What is arbitration?

Arbitration is a form of dispute resolution where the disputing parties refer their disagreement to a mutually acceptable, knowledgeable, independent third party – an individual arbitrator or tribunal - and agree in advance to be bound by their determination following the presentation of each party's case. A tribunal may consist of any number of arbitrators, although, odd numbers are preferred to avoid a tie decision. Arbitration is an alternative to pursuing a court action, and generally, just as final and binding. This finality differs from mediation which is non-binding without the parties signing a settlement agreement.

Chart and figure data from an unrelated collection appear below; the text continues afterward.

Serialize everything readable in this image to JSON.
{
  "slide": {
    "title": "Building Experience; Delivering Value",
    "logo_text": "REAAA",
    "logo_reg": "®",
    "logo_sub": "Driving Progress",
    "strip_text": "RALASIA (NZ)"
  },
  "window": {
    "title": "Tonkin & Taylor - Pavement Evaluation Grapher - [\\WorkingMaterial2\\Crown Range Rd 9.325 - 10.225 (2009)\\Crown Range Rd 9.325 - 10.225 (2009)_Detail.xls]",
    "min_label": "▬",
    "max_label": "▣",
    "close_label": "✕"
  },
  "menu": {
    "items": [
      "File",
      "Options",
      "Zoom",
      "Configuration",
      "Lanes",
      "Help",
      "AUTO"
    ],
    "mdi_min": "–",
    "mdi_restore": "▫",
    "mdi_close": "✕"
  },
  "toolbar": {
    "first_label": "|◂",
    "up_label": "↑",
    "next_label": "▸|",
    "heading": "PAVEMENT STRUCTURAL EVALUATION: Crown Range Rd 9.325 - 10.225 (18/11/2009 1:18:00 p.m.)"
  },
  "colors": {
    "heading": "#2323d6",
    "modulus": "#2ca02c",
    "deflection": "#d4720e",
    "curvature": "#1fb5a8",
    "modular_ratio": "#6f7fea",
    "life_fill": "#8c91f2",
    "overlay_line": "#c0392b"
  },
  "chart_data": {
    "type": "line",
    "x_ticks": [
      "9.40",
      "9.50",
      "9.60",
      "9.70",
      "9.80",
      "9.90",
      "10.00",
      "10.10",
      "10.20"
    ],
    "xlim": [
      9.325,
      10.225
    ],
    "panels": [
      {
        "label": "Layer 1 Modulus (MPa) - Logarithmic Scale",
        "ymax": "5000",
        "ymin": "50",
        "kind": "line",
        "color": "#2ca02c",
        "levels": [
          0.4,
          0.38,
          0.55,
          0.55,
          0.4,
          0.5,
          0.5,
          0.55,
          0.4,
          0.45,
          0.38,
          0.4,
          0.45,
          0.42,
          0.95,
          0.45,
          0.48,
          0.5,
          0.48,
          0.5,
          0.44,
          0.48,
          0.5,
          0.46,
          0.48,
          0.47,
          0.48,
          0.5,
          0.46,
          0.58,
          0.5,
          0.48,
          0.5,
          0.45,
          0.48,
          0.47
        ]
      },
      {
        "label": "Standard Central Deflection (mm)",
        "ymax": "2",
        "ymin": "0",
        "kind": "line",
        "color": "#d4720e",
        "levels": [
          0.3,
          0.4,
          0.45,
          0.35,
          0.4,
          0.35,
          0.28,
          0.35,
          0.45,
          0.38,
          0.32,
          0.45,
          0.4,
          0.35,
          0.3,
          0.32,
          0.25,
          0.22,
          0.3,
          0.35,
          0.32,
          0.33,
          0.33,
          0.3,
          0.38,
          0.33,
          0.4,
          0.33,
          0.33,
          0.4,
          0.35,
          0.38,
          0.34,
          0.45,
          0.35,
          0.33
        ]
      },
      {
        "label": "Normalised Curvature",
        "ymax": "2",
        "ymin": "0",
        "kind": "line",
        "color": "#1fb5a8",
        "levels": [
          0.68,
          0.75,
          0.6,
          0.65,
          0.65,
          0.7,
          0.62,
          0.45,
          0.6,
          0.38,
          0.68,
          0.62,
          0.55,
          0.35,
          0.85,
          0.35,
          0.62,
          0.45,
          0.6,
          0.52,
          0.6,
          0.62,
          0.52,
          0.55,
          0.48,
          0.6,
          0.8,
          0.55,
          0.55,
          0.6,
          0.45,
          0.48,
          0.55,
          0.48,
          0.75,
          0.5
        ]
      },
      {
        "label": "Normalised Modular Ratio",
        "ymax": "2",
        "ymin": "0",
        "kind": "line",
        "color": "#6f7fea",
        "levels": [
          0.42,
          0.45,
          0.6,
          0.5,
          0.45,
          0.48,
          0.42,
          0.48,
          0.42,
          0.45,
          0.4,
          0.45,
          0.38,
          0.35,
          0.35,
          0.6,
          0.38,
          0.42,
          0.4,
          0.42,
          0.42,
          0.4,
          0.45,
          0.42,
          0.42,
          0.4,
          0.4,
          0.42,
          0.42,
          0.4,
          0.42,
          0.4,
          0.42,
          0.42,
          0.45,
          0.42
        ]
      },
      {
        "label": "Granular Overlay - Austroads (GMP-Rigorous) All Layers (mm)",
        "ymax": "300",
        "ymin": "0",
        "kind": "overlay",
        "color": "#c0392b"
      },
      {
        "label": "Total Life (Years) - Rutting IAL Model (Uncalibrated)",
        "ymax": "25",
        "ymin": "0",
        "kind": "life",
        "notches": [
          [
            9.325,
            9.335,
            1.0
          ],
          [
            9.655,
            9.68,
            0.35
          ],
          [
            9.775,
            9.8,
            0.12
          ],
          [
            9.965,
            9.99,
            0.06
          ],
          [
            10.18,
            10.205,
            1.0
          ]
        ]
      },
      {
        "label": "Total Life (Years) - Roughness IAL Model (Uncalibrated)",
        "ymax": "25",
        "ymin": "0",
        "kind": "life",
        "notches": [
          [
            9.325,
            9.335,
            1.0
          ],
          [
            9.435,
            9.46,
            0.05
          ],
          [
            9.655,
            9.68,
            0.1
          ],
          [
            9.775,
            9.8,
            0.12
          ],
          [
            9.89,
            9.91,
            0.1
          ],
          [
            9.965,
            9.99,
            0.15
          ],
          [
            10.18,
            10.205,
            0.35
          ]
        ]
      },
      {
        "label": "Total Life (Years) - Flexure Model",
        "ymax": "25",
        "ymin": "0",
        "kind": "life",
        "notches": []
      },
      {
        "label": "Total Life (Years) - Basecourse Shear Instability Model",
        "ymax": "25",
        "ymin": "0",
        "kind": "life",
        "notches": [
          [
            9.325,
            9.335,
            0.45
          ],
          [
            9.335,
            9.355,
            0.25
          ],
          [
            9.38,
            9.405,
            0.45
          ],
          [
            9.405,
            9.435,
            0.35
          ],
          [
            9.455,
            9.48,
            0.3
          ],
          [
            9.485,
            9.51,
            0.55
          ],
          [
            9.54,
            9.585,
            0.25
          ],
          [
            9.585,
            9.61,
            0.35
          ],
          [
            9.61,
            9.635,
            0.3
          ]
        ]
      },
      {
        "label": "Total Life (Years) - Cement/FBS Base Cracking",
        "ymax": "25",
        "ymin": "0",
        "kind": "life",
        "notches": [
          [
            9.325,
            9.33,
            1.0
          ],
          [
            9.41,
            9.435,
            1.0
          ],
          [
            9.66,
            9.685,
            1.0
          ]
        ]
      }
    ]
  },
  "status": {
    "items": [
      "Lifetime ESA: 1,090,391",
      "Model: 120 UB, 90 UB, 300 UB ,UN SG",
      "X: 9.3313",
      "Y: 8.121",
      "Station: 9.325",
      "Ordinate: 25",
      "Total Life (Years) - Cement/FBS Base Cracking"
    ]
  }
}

Conduct of such arbitrations is governed by the Arbitration Act of Ontario and the Arbitration Agreement parties will be asked to sign before the process commences. There are several advantages to arbitration compared to utilizing the courts to resolve disputes. Firstly, arbitration is faster and less costly. Disputes pursued in court can often take many years. However, with arbitration, these same disputes can be resolved in weeks or months. Arbitration is also conducted in private and is only made public with the consent of all parties to the dispute. This can ensure that confidential business information and personal affairs do not become public knowledge and available to competitors and others that you may not wish to become privy to such information as would happen within the court system. Further, should the dispute involve a complex matter, you and the party with whom you are in dispute may choose your arbitrator on the basis of his or her expertise and experience in your field. This opportunity would not arise in pursuing a court action.